Perceived risk new driver. We believe the sector’s performance will be driven by perceived risk, as measured by the strength of their balance sheets and the quality of their underlying income. Based on reported data, some S$4.4b of debt is due for refinancing in the next nine months until September 2009. Refinancing poses a major challenge for the sector, especially with securitized financing no longer in play and lenders mindful of loan-to-value in a falling market. We feel revaluation losses have a high probability of breaching self-imposed and lender-preferred gearing targets. An equity recapitalization may be necessary. In the midst of such uncertainty, we believe sponsored REITs are likely to show outperformance. On the income side, earnings and distributions are threatened by a rising cost of capital and potential rental declines. Our view is that REITs may benefit from diversification, but will have to watch out for forex-driven revaluation risk.
Recommendations. We have a NEUTRAL rating on the sector. We generally think S-REITs are oversold. As capital appreciation-seekers abandon the sector en masse, we see a new ‘REIT as value’ story emerging. While we expect share price volatility to continue for these institutional favorites, value hunters have an opportunity to selectively pick up some good assets at what we think are really good valuations. We expect substantial declines in capital values and rentals in the office sector – but to a large extent unit prices already reflect these concerns. The impact of global events on the retail and industrial sectors has been slower to register in market consciousness. The industrial sector is quite leveraged as a whole and it may be too early to make the call that risks are fully priced in. Within our coverage universe, we have BUY ratings on Suntec REIT (fair value: S$0.90), CapitaMall Trust (fair value: S$1.94) and LMIR Trust (fair value: S$0.39).
Suntec – OCBC
Defensive focus
Steady 4Q, no surprises. Suntec REIT (Suntec) posted a 20.3% YoY and a 3.7% QoQ gain in 4Q gross revenue to S$61.4m.

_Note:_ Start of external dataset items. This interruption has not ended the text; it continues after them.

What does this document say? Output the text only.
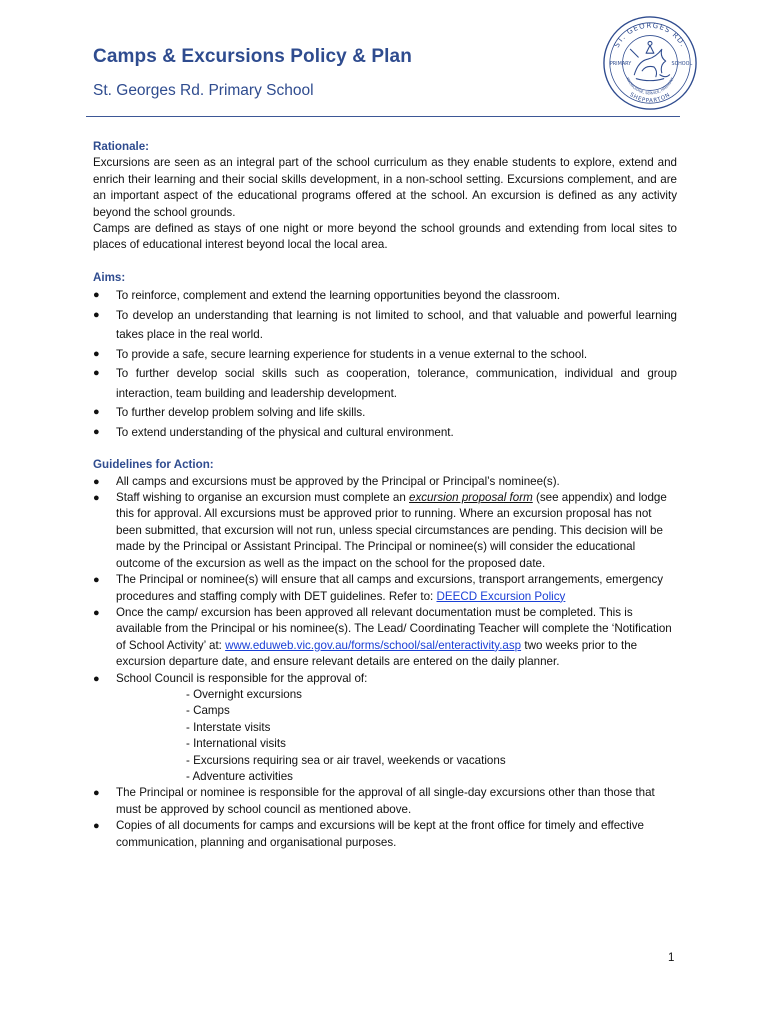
Camps & Excursions Policy & Plan

St. Georges Rd. Primary School

ST. GEORGES RD.
PRIMARY	SCHOOL
KNOWLEDGE, SERVICE, HARMONY
SHEPPARTON

Rationale:

Excursions are seen as an integral part of the school curriculum as they enable students to explore, extend and enrich their learning and their social skills development, in a non-school setting. Excursions complement, and are an important aspect of the educational programs offered at the school. An excursion is defined as any activity beyond the school grounds.

Camps are defined as stays of one night or more beyond the school grounds and extending from local sites to places of educational interest beyond local the local area.

Aims:

● To reinforce, complement and extend the learning opportunities beyond the classroom.
● To develop an understanding that learning is not limited to school, and that valuable and powerful learning takes place in the real world.
● To provide a safe, secure learning experience for students in a venue external to the school.
● To further develop social skills such as cooperation, tolerance, communication, individual and group interaction, team building and leadership development.
● To further develop problem solving and life skills.
● To extend understanding of the physical and cultural environment.

Guidelines for Action:

● All camps and excursions must be approved by the Principal or Principal’s nominee(s).
● Staff wishing to organise an excursion must complete an excursion proposal form (see appendix) and lodge this for approval. All excursions must be approved prior to running. Where an excursion proposal has not been submitted, that excursion will not run, unless special circumstances are pending. This decision will be made by the Principal or Assistant Principal. The Principal or nominee(s) will consider the educational outcome of the excursion as well as the impact on the school for the proposed date.
● The Principal or nominee(s) will ensure that all camps and excursions, transport arrangements, emergency procedures and staffing comply with DET guidelines. Refer to: DEECD Excursion Policy
● Once the camp/ excursion has been approved all relevant documentation must be completed. This is available from the Principal or his nominee(s). The Lead/ Coordinating Teacher will complete the ‘Notification of School Activity’ at: www.eduweb.vic.gov.au/forms/school/sal/enteractivity.asp two weeks prior to the excursion departure date, and ensure relevant details are entered on the daily planner.
● School Council is responsible for the approval of:
- Overnight excursions
- Camps
- Interstate visits
- International visits
- Excursions requiring sea or air travel, weekends or vacations
- Adventure activities
● The Principal or nominee is responsible for the approval of all single-day excursions other than those that must be approved by school council as mentioned above.
● Copies of all documents for camps and excursions will be kept at the front office for timely and effective communication, planning and organisational purposes.
1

Results were as expected. The REIT will distribute 2.85 S cents per unit, up 2.2% QoQ1. Portfolio performance was largely stable with Suntec’s office and retail portfolios enjoying occupancy rates of 99.3% and 99.6% respectively. Leases at Suntec City office were secured at an average rent of S$12.57 psf per month in 4Q. Retail rentals edged up slightly QoQ. Suntec’s properties have been revalued, leading to a marginal revaluation surplus of S$11.9m for 4Q ex One Raffles Quay, which is classified separately. Implied cap rates (up around 25 basis points since last year according to management) still feel a little low to us. Due to the change in financial year end, Suntec will revalue its properties again in December.
Defensive focus. Suntec announced yesterday it acquired 12,023 square feet (sf) of strata space at Suntec City Office Towers for S$26.3m. The buy was funded with the proceeds from a Nov 2006 private placement earmarked for this purpose. Suntec has about S$40m in unused proceeds left. However, management guided it is taking a step back and has relaxed its ‘proactive’ acquisition strategy. Suntec also said that the major asset enhancement plans for Park Mall have been shelved for now.
Unknowns priced in. Suntec will see about S$825m of debt coming up for refinancing in the next 15 months (Exhibit 2). In our view, the cost of debt achieved (versus the current all-in cost of 3.19%) will be the key risk here. Our focus is primarily on the uncertainty from the rental and occupancy front. On the office side, about 30% of the tenant mix is from the financial services industry. Suntec sees 32.7% of its office portfolio up for renewal over the next 15 months. Industry data shows that office rentals have peaked, as we had expected, and we could see office rents back in single digits going forwards. Still, the average rent for expiring leases in 2009 is at a very low S$5.32 psf pm – which is a nice hedge even in the face of rental declines. We feel these risks have been more than factored in at current price levels. Our revised RNAV estimate of S$1.05 prices in a 38% decline in asset values. Our fair value estimate for Suntec is 90 S cents, at a 15% discount to our RNAV estimate. Maintain BUY.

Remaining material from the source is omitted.